Uma preocupação da perspectiva dos estudiosos financeiros islâmicos é a questão da criptografia como um investimento especulativo – que não é permitido porque contém “gharar” – que significa “incerteza, perigo ou risco”, ou “a venda do que não está presente”.
Mohammed AlKaff AlHashmi, cofundador da Islamic Coin, disse ao Cointelegraph: “A Sharia proíbe e trata como nulas as transações que dependem do acaso ou da especulação, em vez de um esforço para produzir um retorno”.
No entanto, acrescentou: “Este princípio não proíbe a especulação comercial num negócio ou em transações comerciais, uma vez que as leis da Sharia são inteligentes e flexíveis o suficiente para adotar mudanças tecnológicas em todas as épocas”.
De acordo com AlHashmi, uma criptomoeda pode cumprir a lei islâmica se “desenvolvida com as intenções corretas, por exemplo, utilidade real”, em vez de “puramente para negociação ou especulação”.
Como tal, se uma moeda pode ser considerada halal ou permitida é uma questão de design, de acordo com Kuznetsov. “O uso e a arquitetura de uma criptomoeda são os fatores determinantes para que ela cumpra ou não a lei Sharia”, disse ele.
Ele apontou casos de uso de criptomoedas, incluindo pagamento ou armazenamento de valores, que poderiam ser mais facilmente considerados compatíveis com a Sharia.
As stablecoins, por exemplo, podem ser vistas como uma forma de financiamento baseado em ativos, que é um princípio das finanças islâmicas. Stablecoins como USD Coin (USDC) e Tether (USDT) são respaldados por reservas de ativos do mundo real. Algumas criptomoedas foram criadas especificamente para finanças islâmicas, como o OneGram, que é apoiado por reservas de ouro.
Kuznetsov concluiu: “Embora existam desafios na criação e adoção de moedas compatíveis com a Sharia, podemos superar esses desafios com a combinação adequada de instrução, legislação e engenhosidade técnica”.
Expandindo o acesso à criptografia
Quando se trata dos benefícios das criptomoedas compatíveis com a Sharia, há potencial para atrair utilizadores adicionais de países onde o Islão é a religião predominante, uma vez que reduziria quaisquer preocupações que os investidores religiosos possam ter sobre a criptomoeda.
AlHashmi disse: “Aumentar o acesso dos muçulmanos aos serviços financeiros é um dos possíveis benefícios das criptomoedas que cumprem a lei Sharia.
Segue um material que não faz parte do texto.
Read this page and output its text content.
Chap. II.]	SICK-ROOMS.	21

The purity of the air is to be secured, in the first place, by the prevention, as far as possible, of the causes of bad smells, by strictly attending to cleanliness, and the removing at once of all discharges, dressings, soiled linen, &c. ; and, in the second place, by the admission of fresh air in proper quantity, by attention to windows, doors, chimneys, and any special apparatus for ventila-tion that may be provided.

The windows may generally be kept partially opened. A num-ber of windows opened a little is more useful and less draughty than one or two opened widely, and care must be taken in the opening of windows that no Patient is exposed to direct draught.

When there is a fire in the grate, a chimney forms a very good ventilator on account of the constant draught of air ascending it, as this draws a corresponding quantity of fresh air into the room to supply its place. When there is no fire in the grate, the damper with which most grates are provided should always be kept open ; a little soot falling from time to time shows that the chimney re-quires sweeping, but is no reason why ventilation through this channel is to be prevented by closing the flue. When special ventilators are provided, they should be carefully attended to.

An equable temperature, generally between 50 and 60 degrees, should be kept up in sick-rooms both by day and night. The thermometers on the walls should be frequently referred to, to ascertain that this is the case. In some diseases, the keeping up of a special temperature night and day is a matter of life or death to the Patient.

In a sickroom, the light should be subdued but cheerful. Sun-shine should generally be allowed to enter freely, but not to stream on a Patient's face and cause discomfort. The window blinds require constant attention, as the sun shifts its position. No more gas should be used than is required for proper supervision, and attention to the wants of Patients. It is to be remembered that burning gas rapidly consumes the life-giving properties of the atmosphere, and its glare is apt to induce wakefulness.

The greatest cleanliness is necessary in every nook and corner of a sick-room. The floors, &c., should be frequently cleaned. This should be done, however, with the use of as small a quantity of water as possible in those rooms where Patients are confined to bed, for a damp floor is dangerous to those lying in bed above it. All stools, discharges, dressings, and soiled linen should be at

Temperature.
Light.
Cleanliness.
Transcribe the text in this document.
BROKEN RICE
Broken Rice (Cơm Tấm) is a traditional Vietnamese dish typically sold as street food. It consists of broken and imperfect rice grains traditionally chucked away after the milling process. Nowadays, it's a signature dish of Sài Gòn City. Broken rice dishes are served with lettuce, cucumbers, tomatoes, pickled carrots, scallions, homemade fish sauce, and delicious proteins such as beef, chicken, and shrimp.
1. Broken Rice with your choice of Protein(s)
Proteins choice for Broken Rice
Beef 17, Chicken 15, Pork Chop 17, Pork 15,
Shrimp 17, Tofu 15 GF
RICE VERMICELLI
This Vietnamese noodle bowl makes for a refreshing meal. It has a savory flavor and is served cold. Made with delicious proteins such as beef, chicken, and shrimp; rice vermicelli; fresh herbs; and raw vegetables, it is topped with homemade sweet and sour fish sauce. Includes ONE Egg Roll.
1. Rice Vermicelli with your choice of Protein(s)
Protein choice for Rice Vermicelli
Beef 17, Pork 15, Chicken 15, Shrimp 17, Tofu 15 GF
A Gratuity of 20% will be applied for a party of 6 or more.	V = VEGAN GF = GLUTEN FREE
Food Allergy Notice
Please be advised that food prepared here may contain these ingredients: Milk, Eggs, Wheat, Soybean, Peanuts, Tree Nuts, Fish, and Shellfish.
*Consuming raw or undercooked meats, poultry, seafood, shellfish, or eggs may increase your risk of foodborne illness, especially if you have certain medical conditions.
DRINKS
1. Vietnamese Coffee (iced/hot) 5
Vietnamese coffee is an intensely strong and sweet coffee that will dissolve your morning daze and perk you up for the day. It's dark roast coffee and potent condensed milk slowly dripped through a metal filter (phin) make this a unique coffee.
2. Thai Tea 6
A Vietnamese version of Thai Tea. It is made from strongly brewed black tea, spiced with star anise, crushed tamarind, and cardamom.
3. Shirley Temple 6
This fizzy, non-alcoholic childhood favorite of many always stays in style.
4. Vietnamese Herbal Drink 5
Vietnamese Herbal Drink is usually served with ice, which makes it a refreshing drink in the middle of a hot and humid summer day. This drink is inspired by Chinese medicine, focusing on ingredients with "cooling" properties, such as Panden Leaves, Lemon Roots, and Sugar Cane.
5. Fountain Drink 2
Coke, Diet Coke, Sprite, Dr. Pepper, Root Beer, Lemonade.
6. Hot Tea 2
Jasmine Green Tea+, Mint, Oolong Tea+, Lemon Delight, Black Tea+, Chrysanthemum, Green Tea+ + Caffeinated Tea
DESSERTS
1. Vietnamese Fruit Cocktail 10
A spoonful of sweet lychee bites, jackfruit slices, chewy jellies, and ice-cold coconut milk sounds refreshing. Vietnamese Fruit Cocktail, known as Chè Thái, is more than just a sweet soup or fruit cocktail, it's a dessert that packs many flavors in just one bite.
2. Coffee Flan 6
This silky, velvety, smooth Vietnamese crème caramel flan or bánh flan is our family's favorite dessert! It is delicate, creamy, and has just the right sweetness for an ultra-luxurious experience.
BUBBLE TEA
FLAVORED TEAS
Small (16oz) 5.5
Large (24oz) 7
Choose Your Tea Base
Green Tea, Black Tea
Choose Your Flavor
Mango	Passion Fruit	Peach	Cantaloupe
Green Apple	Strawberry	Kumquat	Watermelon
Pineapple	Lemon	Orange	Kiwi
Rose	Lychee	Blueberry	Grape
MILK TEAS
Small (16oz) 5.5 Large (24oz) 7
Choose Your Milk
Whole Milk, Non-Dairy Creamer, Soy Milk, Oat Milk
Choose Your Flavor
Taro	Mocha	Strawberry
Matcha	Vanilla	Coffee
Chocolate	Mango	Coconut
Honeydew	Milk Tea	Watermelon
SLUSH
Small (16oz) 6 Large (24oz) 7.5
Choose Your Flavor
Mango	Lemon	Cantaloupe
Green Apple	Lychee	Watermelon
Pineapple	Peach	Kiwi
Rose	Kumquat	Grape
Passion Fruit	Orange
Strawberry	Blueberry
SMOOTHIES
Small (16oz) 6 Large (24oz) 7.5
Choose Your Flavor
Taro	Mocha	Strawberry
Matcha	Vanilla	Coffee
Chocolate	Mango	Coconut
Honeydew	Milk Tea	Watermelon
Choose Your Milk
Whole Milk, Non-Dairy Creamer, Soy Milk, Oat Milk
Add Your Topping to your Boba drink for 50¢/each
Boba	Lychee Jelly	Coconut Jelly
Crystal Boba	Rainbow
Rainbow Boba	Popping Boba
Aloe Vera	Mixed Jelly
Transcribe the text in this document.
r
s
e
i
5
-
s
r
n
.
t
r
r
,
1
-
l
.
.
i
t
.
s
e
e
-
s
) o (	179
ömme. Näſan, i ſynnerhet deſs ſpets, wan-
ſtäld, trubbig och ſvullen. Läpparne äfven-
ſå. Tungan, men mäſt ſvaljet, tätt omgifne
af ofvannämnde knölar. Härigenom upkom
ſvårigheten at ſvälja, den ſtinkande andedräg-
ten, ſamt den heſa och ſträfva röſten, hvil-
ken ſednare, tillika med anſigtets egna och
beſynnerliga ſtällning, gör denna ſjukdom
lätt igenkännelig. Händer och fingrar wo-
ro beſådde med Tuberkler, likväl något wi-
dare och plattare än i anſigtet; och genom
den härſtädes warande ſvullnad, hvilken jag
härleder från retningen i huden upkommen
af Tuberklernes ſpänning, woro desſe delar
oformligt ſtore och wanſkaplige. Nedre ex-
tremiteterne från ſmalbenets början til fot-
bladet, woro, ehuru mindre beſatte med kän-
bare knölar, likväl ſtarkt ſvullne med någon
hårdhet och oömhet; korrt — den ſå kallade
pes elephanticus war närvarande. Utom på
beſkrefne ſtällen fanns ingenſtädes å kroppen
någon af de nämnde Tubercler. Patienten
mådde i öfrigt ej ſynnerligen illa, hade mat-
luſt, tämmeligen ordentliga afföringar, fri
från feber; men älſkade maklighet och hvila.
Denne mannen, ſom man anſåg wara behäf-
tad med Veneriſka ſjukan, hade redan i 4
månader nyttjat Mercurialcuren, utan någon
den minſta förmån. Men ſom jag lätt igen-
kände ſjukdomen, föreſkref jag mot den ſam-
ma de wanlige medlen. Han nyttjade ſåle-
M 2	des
Além disso, as criptomoedas compatíveis com a sharia podem fornecer um mecanismo para os muçulmanos a quem foi negado o acesso ao sistema bancário convencional realizarem transações financeiras de acordo com as suas opiniões religiosas.” Ele continuou dizendo:
“Mais investimento de capital na banca islâmica também pode ser um resultado favorável. Na medida em que as criptomoedas possam ser compatíveis com a Sharia, elas poderão atrair muçulmanos que procuram investimentos que respeitem os seus princípios religiosos. Por causa disso, poderá haver maior progresso e expansão na indústria financeira islâmica, o que é bom para a economia como um todo.”
À medida que o mundo financeiro continua a evoluir e que surgem novas tecnologias, será importante que os investidores muçulmanos considerem cuidadosamente a compatibilidade destes novos desenvolvimentos com os princípios das finanças islâmicas e garantam que estão alinhados com os objectivos éticos e sociais deste sistema.